Those who, like my friend Helen (as mentioned in last week’s review of La Marée Jeanne), are allergic to foam and other niceties of so-called molecular cuisine, and those who just crave good old-fashioned French food now and then would do well to have a meal at Au Bon Coin, where the classics of French bistro cooking are still made up fresh, not out of the freezer or a vacuum-packed plastic bag.
I had lunch there the other day with my friend Joan. The restaurant, with its appealing retro decor – zinc-topped wooden bar, white-tiled walls, old enameled advertising plaques – offers a reasonable price for lunch menus: €15.90 for two courses and €19.90 for three (fixed-price menus are also available in the evening).

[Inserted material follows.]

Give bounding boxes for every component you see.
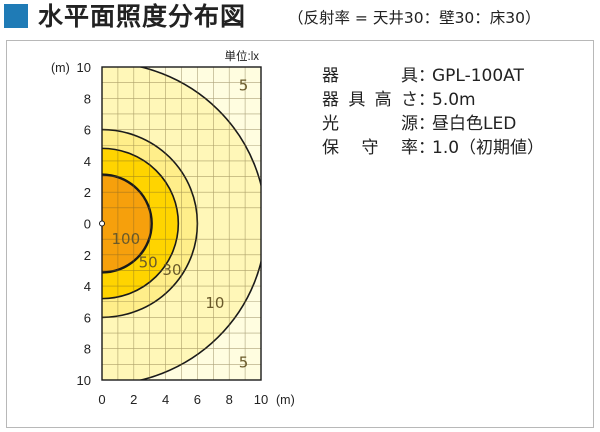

I started with the hearty chicken-liver pâté
with cognac, served with salad, cornichons and big, fat capers. Joan skipped the starter and went straight to her main course: a whole calf’s
kidney with a sauce flavored with violet mustard and balsamic vinegar and baby-spinach salad on the side. My main course was a delicious crispy-tender-fatty
piece of pork belly with a Xeres-flavored jus, served with a generous helping of mashed potatoes.
Like the other courses, the desserts were classics with an added twist. The floating
island was streaked with pink praline and floated in a pool of pistachio-flavored crème anglaise. My crème caramel was flavored with bergamot and came with two almond sacristans (stick-shaped cookies made with puff pastry). The floating island was tasty, but I found the crème caramel rather pedestrian.
Places like Au Bon Coin, a haven for meat-and-potatoes fans (although the chef added a few little flourishes, unnecessary in my book), are becoming increasingly rare, but there are still a few left – I had a similarly simple, satisfying, high-quality meal recently at an old standby in the 10th arrondissement, La Marine – offering hope to those who are fed up with frills and tired of trends.